The incident took place on County Road 1301 in north Cullman County.
Asked to speak about his relationship with the victim, Gentry, obviously emotional, said, “I’m going on my 18th year in law enforcement; I have many friends. Steve Griffith was my friend.”
Griffith was a longtime attorney in Cullman, and was most recently a partner in the law firm of Griffith, Lowry & Meherg. He also served as a member on the Cullman County 911 Board. According to his firm's website, Griffith had practiced law for 49 years.
The firm released the following statement: “Our hearts are broken. We have lost our senior partner, our mentor, our friend. No one will ever be able to replace Steve Griffith. He was larger than life. We will miss him more than words can express. Our hearts and prayers go out to Steve’s family.”

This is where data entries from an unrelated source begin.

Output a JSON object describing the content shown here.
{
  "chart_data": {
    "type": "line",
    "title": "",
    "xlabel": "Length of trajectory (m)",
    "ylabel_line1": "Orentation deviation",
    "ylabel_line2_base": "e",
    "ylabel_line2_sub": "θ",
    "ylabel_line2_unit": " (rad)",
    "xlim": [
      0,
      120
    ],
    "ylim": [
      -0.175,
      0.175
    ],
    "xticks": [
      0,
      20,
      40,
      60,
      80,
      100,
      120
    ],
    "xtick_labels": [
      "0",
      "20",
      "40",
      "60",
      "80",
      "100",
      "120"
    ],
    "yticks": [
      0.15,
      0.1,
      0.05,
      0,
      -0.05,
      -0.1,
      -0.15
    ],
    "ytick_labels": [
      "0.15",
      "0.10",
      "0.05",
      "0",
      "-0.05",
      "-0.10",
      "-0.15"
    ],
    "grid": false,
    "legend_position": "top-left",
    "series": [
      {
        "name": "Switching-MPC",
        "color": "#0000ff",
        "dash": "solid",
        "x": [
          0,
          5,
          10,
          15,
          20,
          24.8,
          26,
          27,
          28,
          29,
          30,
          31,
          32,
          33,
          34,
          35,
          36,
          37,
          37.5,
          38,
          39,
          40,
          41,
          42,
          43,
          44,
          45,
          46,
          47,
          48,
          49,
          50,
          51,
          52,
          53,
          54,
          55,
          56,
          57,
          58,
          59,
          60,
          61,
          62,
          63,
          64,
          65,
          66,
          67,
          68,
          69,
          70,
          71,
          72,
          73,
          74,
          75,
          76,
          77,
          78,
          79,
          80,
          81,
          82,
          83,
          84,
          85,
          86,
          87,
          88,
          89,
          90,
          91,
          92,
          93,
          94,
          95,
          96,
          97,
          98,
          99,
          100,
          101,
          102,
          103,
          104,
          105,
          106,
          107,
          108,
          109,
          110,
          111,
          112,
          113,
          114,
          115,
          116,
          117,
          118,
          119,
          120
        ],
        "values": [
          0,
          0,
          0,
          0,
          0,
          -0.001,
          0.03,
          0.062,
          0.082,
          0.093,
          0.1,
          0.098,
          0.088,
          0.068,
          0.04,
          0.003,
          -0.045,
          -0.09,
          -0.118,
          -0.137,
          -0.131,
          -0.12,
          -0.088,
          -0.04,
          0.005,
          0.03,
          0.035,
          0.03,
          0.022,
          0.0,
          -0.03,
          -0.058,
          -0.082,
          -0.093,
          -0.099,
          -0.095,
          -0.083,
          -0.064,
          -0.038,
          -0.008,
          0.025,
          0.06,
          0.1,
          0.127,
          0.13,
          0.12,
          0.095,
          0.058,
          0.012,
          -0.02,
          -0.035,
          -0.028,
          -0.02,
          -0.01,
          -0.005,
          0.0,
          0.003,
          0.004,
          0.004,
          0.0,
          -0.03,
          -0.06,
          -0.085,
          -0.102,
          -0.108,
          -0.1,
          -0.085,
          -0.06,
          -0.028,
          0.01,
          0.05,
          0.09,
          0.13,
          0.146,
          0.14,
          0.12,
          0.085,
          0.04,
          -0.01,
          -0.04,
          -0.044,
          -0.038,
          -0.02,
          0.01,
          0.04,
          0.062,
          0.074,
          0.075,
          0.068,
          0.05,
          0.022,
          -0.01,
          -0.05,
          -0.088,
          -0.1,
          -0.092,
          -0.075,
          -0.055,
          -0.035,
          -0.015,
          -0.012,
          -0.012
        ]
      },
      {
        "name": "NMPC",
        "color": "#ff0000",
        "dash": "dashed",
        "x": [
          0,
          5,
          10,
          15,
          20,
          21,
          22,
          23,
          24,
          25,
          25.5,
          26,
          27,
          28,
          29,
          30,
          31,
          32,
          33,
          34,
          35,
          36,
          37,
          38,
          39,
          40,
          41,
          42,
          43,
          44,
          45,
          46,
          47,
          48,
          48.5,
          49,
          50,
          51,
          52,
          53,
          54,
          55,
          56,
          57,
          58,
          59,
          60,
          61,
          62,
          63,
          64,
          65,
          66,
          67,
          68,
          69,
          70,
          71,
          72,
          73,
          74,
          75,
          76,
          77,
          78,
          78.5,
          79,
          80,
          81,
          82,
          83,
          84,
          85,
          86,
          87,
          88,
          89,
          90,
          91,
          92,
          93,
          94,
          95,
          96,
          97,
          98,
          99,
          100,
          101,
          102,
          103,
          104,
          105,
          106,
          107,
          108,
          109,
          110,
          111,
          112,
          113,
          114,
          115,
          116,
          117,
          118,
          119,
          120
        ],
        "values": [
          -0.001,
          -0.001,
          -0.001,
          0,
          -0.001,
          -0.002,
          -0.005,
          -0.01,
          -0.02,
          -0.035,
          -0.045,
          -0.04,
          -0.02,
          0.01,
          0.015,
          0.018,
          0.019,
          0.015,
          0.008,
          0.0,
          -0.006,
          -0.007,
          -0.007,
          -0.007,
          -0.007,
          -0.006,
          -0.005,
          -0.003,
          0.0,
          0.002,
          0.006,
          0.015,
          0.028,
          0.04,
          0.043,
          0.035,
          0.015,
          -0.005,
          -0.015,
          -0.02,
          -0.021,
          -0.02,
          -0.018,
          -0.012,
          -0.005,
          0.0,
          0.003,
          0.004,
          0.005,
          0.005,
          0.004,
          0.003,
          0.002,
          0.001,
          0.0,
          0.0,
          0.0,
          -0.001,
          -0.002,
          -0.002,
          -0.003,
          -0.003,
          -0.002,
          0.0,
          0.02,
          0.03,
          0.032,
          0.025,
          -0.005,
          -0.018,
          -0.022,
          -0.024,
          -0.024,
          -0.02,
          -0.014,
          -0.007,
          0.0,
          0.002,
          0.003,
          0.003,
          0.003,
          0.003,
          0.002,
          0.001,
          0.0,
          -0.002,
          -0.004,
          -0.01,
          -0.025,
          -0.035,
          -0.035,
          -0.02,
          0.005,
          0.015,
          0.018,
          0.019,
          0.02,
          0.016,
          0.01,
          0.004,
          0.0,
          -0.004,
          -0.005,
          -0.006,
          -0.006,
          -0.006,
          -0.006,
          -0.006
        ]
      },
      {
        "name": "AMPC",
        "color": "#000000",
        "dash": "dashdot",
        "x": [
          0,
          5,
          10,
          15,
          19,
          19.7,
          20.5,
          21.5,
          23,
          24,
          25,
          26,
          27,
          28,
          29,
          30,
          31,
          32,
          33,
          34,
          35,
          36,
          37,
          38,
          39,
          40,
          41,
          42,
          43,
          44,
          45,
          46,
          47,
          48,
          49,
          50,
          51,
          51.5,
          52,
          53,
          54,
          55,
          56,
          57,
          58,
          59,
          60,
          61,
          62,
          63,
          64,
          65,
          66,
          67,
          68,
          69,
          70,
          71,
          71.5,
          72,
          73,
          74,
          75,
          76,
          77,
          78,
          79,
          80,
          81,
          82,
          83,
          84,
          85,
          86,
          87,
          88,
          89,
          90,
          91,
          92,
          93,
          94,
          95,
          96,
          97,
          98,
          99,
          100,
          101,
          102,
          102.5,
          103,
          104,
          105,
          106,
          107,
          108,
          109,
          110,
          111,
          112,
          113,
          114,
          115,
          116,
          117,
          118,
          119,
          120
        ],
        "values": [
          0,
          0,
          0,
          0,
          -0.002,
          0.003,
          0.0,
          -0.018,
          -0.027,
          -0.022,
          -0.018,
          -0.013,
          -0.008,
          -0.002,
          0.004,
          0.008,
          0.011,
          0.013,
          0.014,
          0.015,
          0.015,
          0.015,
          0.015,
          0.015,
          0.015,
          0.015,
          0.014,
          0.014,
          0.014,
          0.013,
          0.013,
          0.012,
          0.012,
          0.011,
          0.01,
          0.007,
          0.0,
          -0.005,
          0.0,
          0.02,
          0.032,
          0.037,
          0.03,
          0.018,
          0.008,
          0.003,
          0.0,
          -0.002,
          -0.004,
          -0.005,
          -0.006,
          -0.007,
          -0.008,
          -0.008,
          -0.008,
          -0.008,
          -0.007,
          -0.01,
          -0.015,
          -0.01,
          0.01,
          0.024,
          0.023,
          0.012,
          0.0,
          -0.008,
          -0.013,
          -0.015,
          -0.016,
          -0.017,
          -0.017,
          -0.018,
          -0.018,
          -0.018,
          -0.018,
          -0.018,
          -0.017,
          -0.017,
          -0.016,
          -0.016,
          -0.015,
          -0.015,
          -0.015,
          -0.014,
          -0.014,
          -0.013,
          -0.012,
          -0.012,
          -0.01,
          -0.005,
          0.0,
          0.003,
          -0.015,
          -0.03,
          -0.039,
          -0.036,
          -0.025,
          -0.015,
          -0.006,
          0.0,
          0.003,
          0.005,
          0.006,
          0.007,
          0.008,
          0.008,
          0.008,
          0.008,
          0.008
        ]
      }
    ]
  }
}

Cullman Heritage Funeral Home posted Steve Griffith's obituary and service arrangements online Wednesday: "Mr. Griffith will lie in state at St. John’s Evangelical Protestant Church on Saturday, July 22, 2017 from 11 a.m. until 2 p.m. with a memorial service immediately following. In lieu of flowers, the family requests donations may be made in memory of Stephen K. Griffith to Big Oak Ranch (P.O. Box 507 Springville, AL 35146) or St. John’s Evangelical Protestant Church (512 2nd Avenue Cullman, AL 35055)."